Diese so genannte Neutrino-Oszillation ist seither zumindest in einer Richtung auch experimentell nachgewiesen worden: Tatsächlich lässt sich in Teilchenbeschleunigern beobachten, dass Muon-Neutrinos plötzlich zu verschwinden scheinen. Der umgekehrte Fall allerdings, das plötzliche Auftauchen eines Tau-Neutrinos, blieb reine Theorie – bis jetzt.

730 Kilometer quer durch die Erde

Erstmals ist es nun Physikern der OPERA Kollaboration gelungen, genau diese Umwandlung von Muon- zu Tau-Neutrino quasi auf frischer Tat zu ertappen.
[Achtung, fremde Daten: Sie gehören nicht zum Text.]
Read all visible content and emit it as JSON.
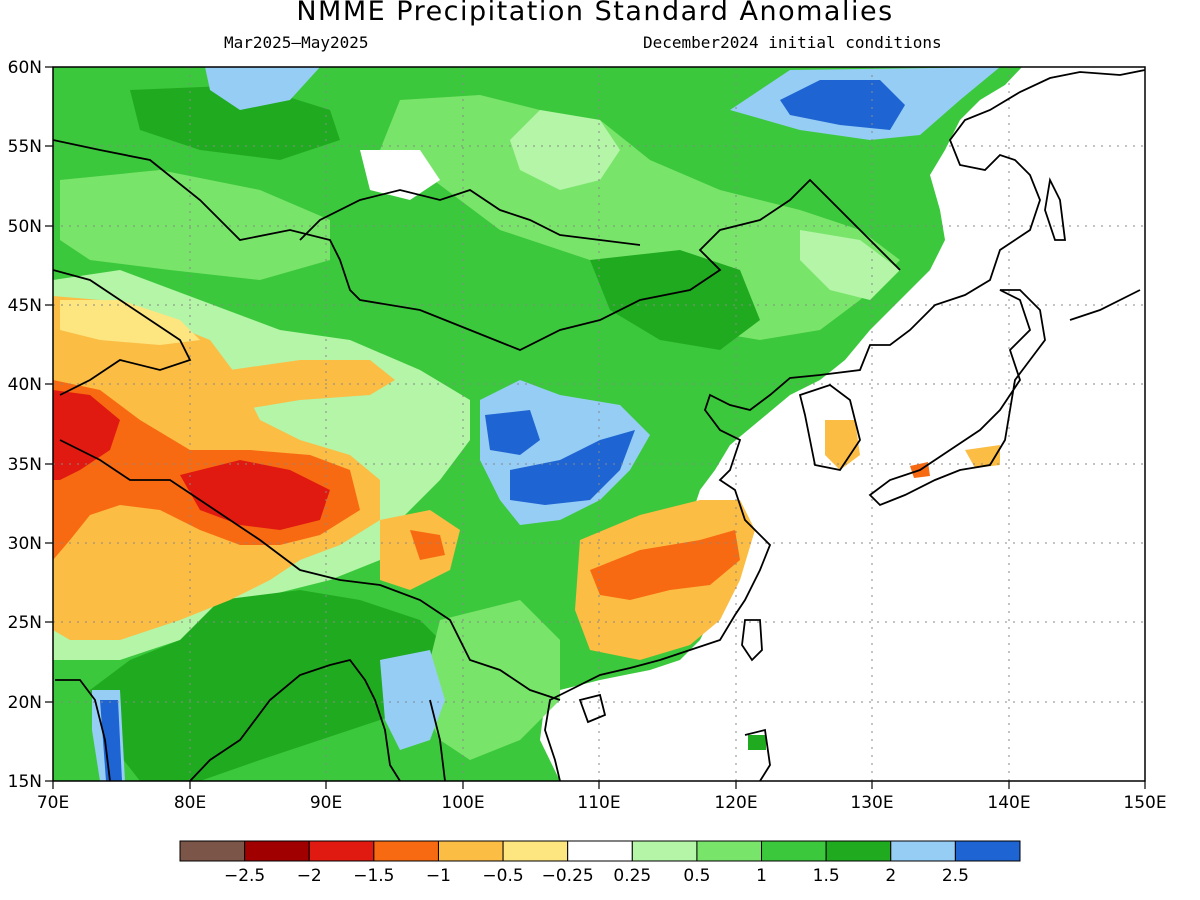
{
  "title": "NMME Precipitation Standard Anomalies",
  "subtitle_left": "Mar2025–May2025",
  "subtitle_right": "December2024 initial conditions",
  "map": {
    "lon_range": [
      70,
      150
    ],
    "lat_range": [
      15,
      60
    ],
    "lon_ticks": [
      "70E",
      "80E",
      "90E",
      "100E",
      "110E",
      "120E",
      "130E",
      "140E",
      "150E"
    ],
    "lat_ticks": [
      "60N",
      "55N",
      "50N",
      "45N",
      "40N",
      "35N",
      "30N",
      "25N",
      "20N",
      "15N"
    ],
    "grid": "dotted"
  },
  "colorbar": {
    "colors": [
      "#7a5548",
      "#a00000",
      "#e01a10",
      "#f86a12",
      "#fbbd44",
      "#fde680",
      "#ffffff",
      "#b4f5a8",
      "#78e56a",
      "#3cc83c",
      "#20aa20",
      "#96cdf5",
      "#1e64d2"
    ],
    "labels": [
      "−2.5",
      "−2",
      "−1.5",
      "−1",
      "−0.5",
      "−0.25",
      "0.25",
      "0.5",
      "1",
      "1.5",
      "2",
      "2.5"
    ]
  }
}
Für das Experiment schickte ein Teilchenbeschleuniger des Kernforschungszentrums CERN bei Genf einen Strahl von Muon-Neutrinos durch die Erde in Richtung auf das italienische Gran Sasso Laboratorium. Da Neutrinos nicht geladen sind, reagieren sie kaum mit Materie, sie durchdringen die Erde ohne mit ihr zu interagieren. Oft werden sie daher auch als „Geisterteilchen“ bezeichnet. Einmal ausgerichtet, bleiben sie exakt auf dem ursprünglichen Weg. Für die rund 730 Kilometer lange Strecke brauchten die Elementarteilchen gerade einmal 2,4 Millisekunden.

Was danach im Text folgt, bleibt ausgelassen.